Anna s'étira dans son lit, et se tourna pour faire face à John. Elle ne put que constater que son côté du lit était vide. Il était plutôt lève-tôt, ce qu'elle n'était pas, quand elle n'y était pas forcée pour aller au travail. Elle ne fut donc pas tellement surprise qu'il se soit levé avant même qu'elle ne soit réveillée. Une odeur d'œufs brouillés et de bacon atteint ses narines, et la fit saliver. Apparemment John avait décidé de leur préparer un petit-déjeuner complet. Elle bailla et s'assit au bord du lit. Elle releva ses cheveux en un chignon désordonné, avant de se lever et d'enfiler ses pantoufles pour se rendre à la cuisine. Timmy était déjà installé à la table de la cuisine, devant un mug de chocolat chaud.
- Bonjour chérie, dit John avec un sourire.
- Bonjour, répondit-elle, en embrassant le sommet de la tête de Timmy. Tu t'es lancé dans les grands travaux, dit-elle à John, en observant les préparatifs du petit-déjeuner.
En plus des œufs et du bacon, il avait mis des toasts au grille-pain, et coupé des fruits. La bouilloire était en train de bouillir pour le thé.
- Ça sent tellement bon. Je pense qu'on va rendre tout l'immeuble jaloux.
- Vraiment, ça sent tant que ça ?, demanda-t-il d'un air circonspect.
- C'est l'odeur de bacon qui m'a réveillée.
- C'est bizarre, dit-il, pensif.
- Pourquoi ?, demanda Anna.
- Je ne sens pas grand-chose.
Alors qu'ils parlaient, Anna remarqua que les toasts étaient en train de brûler dans le grille-pain. Elle les retira en hâte, et alla ouvrir la fenêtre.
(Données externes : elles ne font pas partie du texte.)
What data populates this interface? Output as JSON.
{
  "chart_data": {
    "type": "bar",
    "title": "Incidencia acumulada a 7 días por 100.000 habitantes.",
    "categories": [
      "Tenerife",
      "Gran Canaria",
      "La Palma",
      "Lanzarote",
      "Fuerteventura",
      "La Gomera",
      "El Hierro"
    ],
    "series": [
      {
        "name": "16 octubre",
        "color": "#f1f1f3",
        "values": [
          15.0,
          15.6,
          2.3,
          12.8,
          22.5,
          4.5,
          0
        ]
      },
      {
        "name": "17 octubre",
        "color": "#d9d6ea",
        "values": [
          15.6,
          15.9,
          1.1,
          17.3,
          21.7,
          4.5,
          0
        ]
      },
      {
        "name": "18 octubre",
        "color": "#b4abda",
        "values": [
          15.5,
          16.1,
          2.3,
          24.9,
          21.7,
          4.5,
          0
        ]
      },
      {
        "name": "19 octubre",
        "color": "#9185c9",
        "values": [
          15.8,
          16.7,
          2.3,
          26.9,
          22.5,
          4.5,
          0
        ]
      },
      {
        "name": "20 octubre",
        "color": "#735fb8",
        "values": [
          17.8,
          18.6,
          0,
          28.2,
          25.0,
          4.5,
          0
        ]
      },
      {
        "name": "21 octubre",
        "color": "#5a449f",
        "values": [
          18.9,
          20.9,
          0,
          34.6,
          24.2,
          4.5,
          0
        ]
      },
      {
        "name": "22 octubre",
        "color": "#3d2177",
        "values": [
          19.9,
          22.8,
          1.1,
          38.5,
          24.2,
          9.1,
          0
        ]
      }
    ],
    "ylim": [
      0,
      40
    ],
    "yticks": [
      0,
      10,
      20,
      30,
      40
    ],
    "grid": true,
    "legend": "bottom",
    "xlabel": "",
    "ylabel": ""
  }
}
Elle piqua un toast sur une fourchette, et le brandit sous le nez de John.
- Ne me dis pas que tu ne sens pas l'odeur de brûlé ?
John renifla le toast et fronça les sourcils.
- Non. Très étrange.
- Punaise…, soupira-t-elle.
Elle posa une main sur son front et déclara :
- Tu ne sembles pas avoir de fièvre pourtant. Tu te sens comment? Mal de tête ? Courbatures ? Mal à la gorge ?
- Non, rien ! Je me sens parfaitement bien.
- OK…
Elle haussa les épaules et dit :
- Bon. On va attendre demain, voir si quelque chose d'autre apparaît. De toute façon tu ne vois personne d'autre que Timmy et moi…
- Mais où aurais-je pu l'attraper ?
- Les urgences évidemment. Tu te souviens les enfants qui toussaient ?
Une vague de peur et de culpabilité l'envahit soudain. Si quoi que ce soit arrivait à John parce qu'il s'était occupé de son fils à sa place… Elle avala avec difficulté, et tenta de repousser les sombres pensées au loin.
- On verra. On ne peut rien faire de plus pour le moment. Si tu as d'autres symptômes on te fera tester demain. On mange ?, dit-elle, en montrant le petit-déjeuner qui patientait sur la table.